Pandora. Pandora era o nome da coisa que o incomodava, e também era nome de uma de suas colegas de turma. Haviam estudado juntos durante todo o maternal, fundamental e agora no ensino médio também. Mas nunca ― nunca mesmo ― havia trocado mais que algumas palavras com ela durante breves encontros quando ambos colocavam seus lixos (que, por coincidência, eram postos na mesma hora, mesmo não sendo um horário programado para nenhum dos dois) na frente de suas casas aos sábado. Entretanto, ela ainda o incomodava do mesmo jeito.

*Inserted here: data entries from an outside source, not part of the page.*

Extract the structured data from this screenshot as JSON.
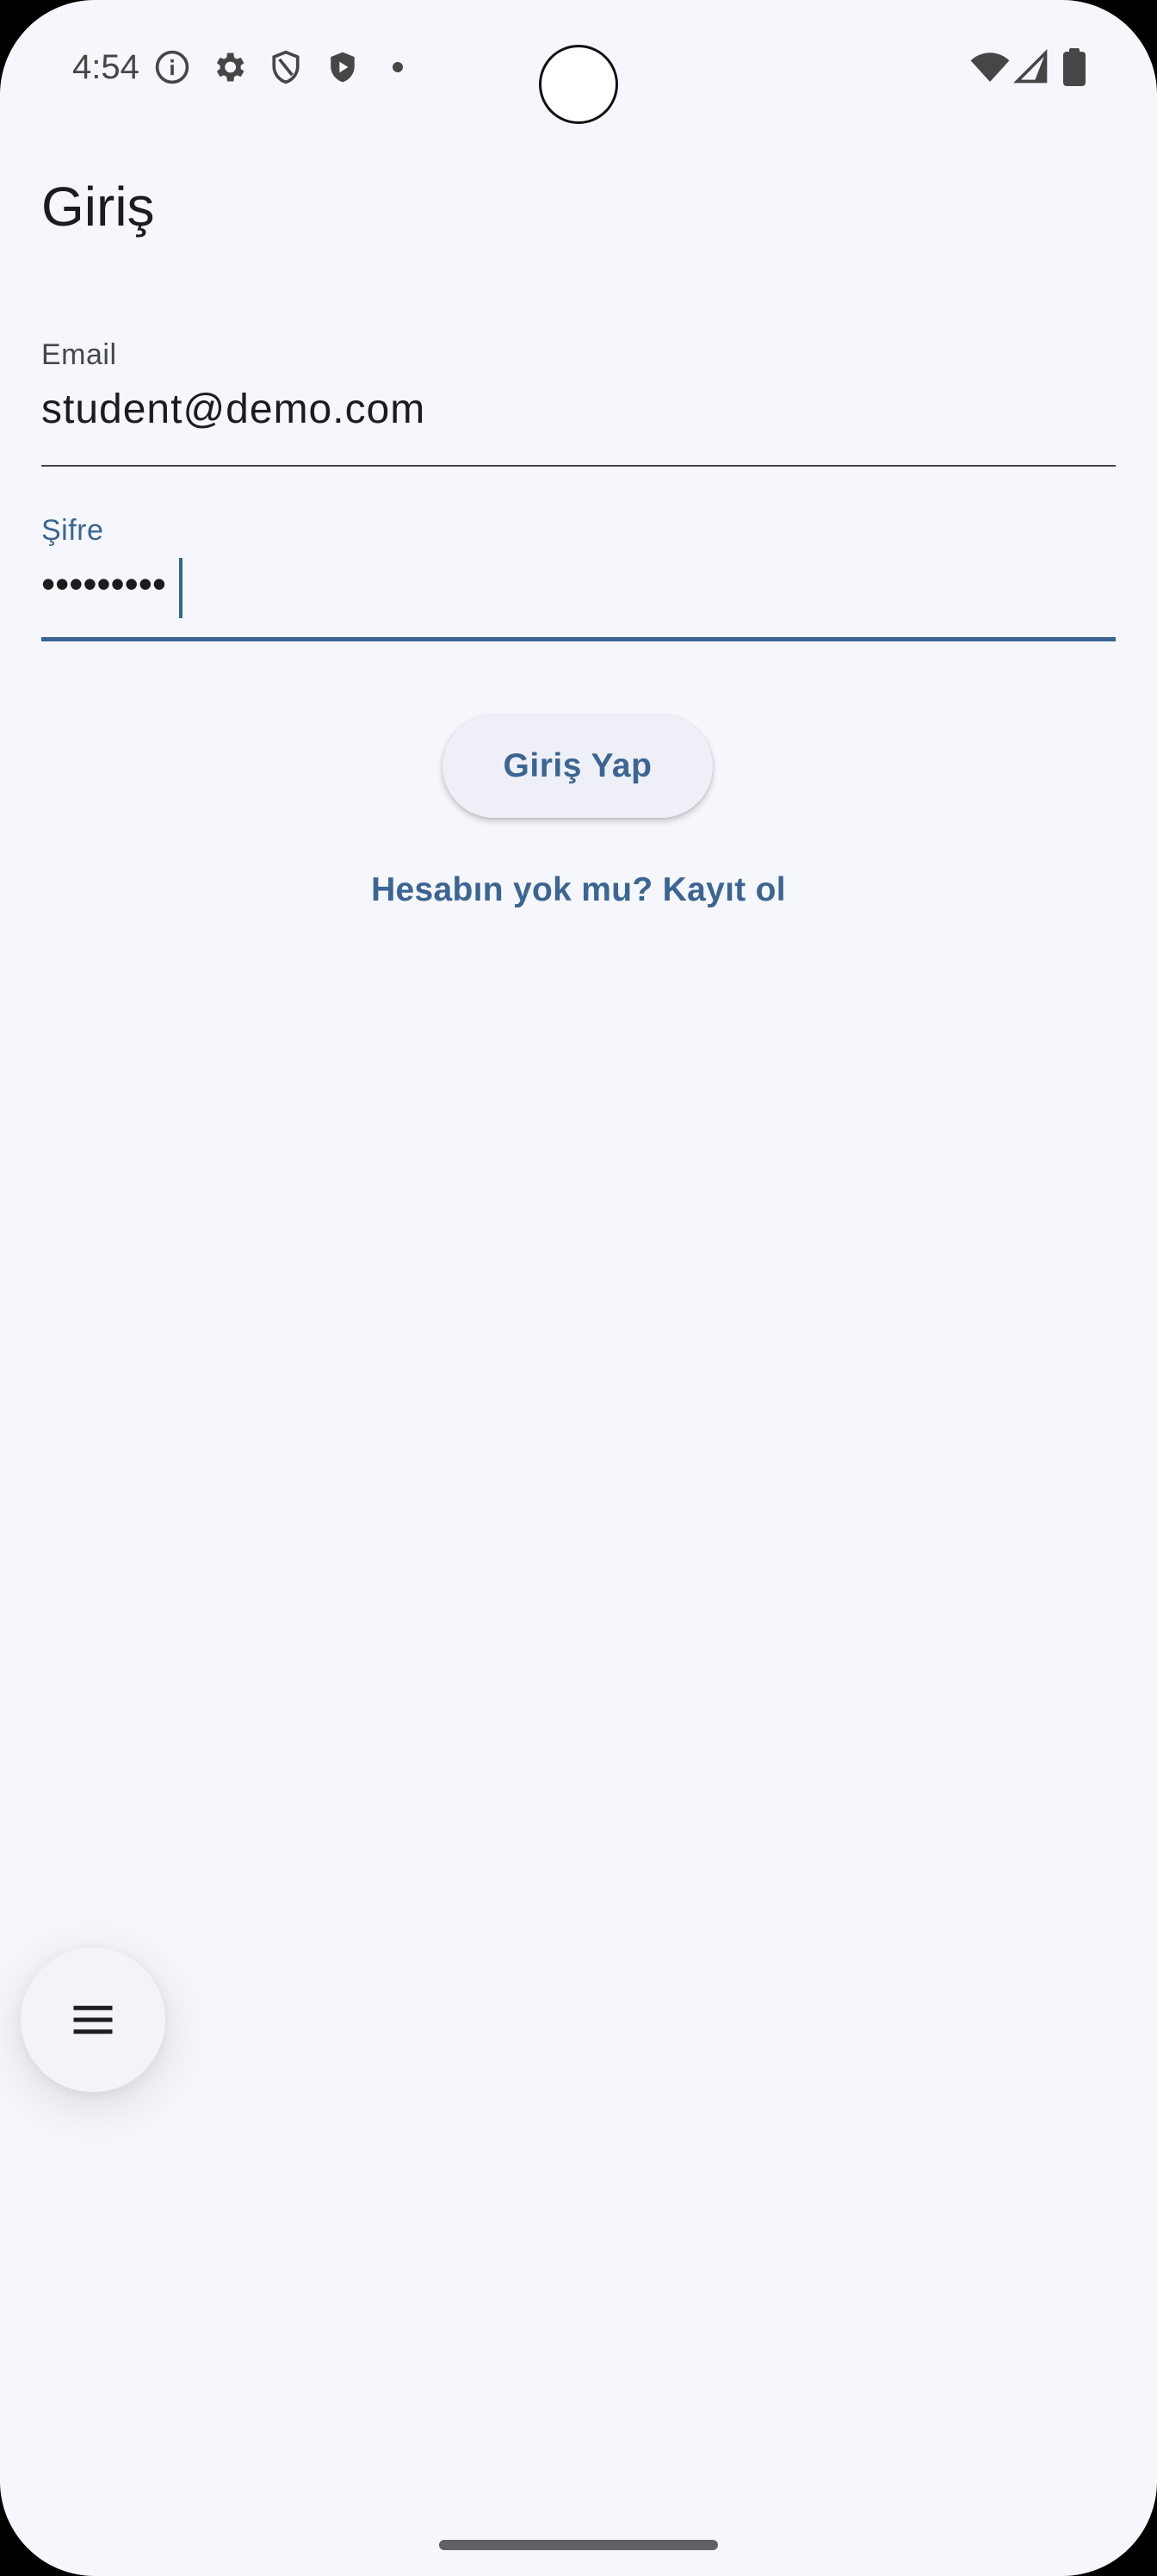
{
  "status_bar": {
    "time": "4:54",
    "left_icons": [
      "info-icon",
      "gear-icon",
      "shield-icon",
      "play-shield-icon"
    ],
    "right_icons": [
      "wifi-icon",
      "signal-icon",
      "battery-icon"
    ]
  },
  "app_bar": {
    "title": "Giriş"
  },
  "form": {
    "email": {
      "label": "Email",
      "value": "student@demo.com"
    },
    "password": {
      "label": "Şifre",
      "value": "•••••••••"
    },
    "login_label": "Giriş Yap",
    "register_link": "Hesabın yok mu? Kayıt ol"
  },
  "fab": {
    "icon": "menu-icon"
  },
  "colors": {
    "background": "#f6f7fc",
    "accent": "#3b6593",
    "text": "#1a1c1e",
    "label": "#44474e"
  }
}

Dizia algo na cabeça de André que ela não era uma pessoa em sua sã consciência. Depois de ver todas as suas fotos no Instagram, no que se resumia em várias fotos de seus pés cobertos de meias diferentes, fotos de pelúcia e alguma coisa que ele achava ser um livro que ele não tinha conhecimento sobre, o rapaz achou que ela não era uma adolescente normal. E isso o incomodava, além de incomodar a todo mundo também ― imaginava ele.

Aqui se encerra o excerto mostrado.